Contes populaires d’Afrique (Basset)/52

E. Guilmoto, Éditeur (Les Littératures populaires, tome XLVIIp. 133-137).

TROISIÈME PARTIE

LANGUES DU NIL

XVIII. — NOUBA[1]
a) Dialecte de Dongola

52

LE SINGE ET LE BUCHERON[2]


Un bûcheron allait ramasser du bois dans la campagne pour le vendre au marché et, du produit de sa vente, il vivait, lui et sa femme. Un jour, dans le marché, un homme lui proposa d’échanger un cynocéphale contre deux fagots. Le bûcheron y consentait, mais sa femme s’y opposait. Alors le singe, par la permission de Dieu :

— Renvoie ta femme, dit-il, et prends-moi pour les deux fagots.

Et le bûcheron ayant éloigné la femme, s’éloigna avec le singe.

— Suivez-moi, ajouta celui-ci, et je vous ferai épouser la fille du roi.

Ils partirent pour le palais du roi. Or, celui-ci prétendait n’accorder sa fille qu’à celui qui lui en donnerait le poids d’or.

— Comment, disait le bûcheron au singe, voulez-vous que j’épouse cette princesse ? Où trouver un pareil poids d’or ?
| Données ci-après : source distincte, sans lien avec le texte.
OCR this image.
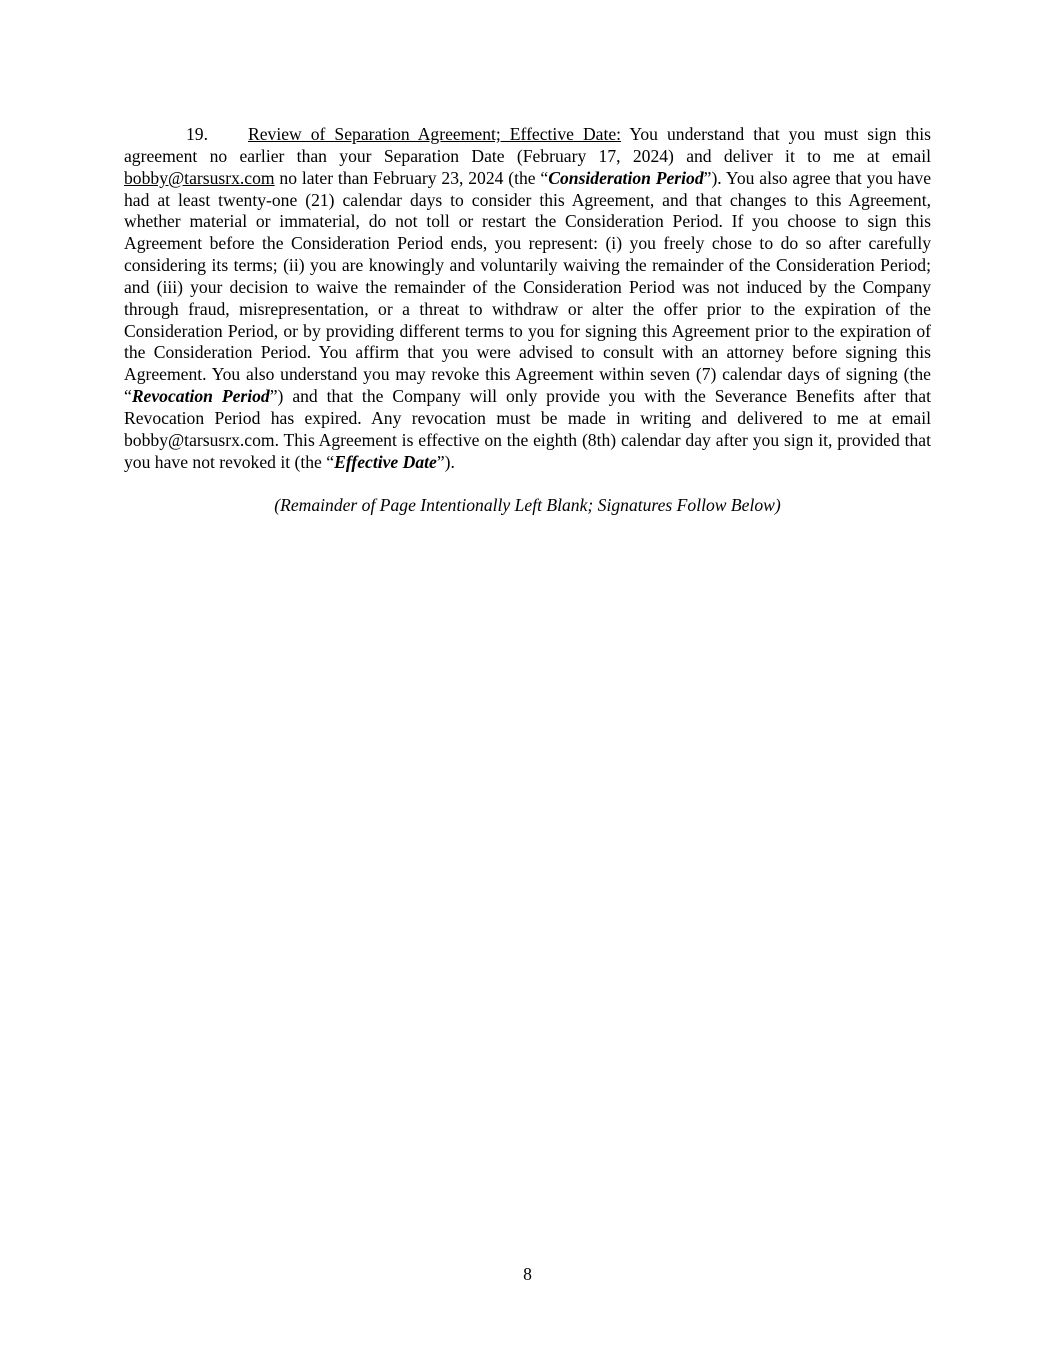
19. Review of Separation Agreement; Effective Date: You understand that you must sign this agreement no earlier than your Separation Date (February 17, 2024) and deliver it to me at email bobby@tarsusrx.com no later than February 23, 2024 (the “Consideration Period”). You also agree that you have had at least twenty-one (21) calendar days to consider this Agreement, and that changes to this Agreement, whether material or immaterial, do not toll or restart the Consideration Period. If you choose to sign this Agreement before the Consideration Period ends, you represent: (i) you freely chose to do so after carefully considering its terms; (ii) you are knowingly and voluntarily waiving the remainder of the Consideration Period; and (iii) your decision to waive the remainder of the Consideration Period was not induced by the Company through fraud, misrepresentation, or a threat to withdraw or alter the offer prior to the expiration of the Consideration Period, or by providing different terms to you for signing this Agreement prior to the expiration of the Consideration Period. You affirm that you were advised to consult with an attorney before signing this Agreement. You also understand you may revoke this Agreement within seven (7) calendar days of signing (the “Revocation Period”) and that the Company will only provide you with the Severance Benefits after that Revocation Period has expired. Any revocation must be made in writing and delivered to me at email bobby@tarsusrx.com. This Agreement is effective on the eighth (8th) calendar day after you sign it, provided that you have not revoked it (the “Effective Date”).

(Remainder of Page Intentionally Left Blank; Signatures Follow Below)
8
Et le singe entra dans le palais, et ayant pénétré près de la princesse, il l’amusa par ses jeux et ses discours.

— On raconte, dit-il, que ton père ne veut te marier qu’en échange de ton poids d’or, est-il donc si riche lui-même ?

Et il voulut voir le trésor royal. La jeune fille prit alors une clef sous un coussin, ouvrit le trésor et le montra au cynocéphale Mais celui-ci observa la place de la clef et, à la nuit, ayant fait des vêtements de son maître un sac qu’il se pendit au cou, il se glissa sans bruit auprès de la princesse endormie, tira la clef de dessous le coussin et ouvrit le trésor, et il charria l’or jusqu’au matin. Avec de l’or, ils achetèrent des chevaux, des esclaves, un palais. Puis le bûcheron monta à cheval et s’en fut chez le roi.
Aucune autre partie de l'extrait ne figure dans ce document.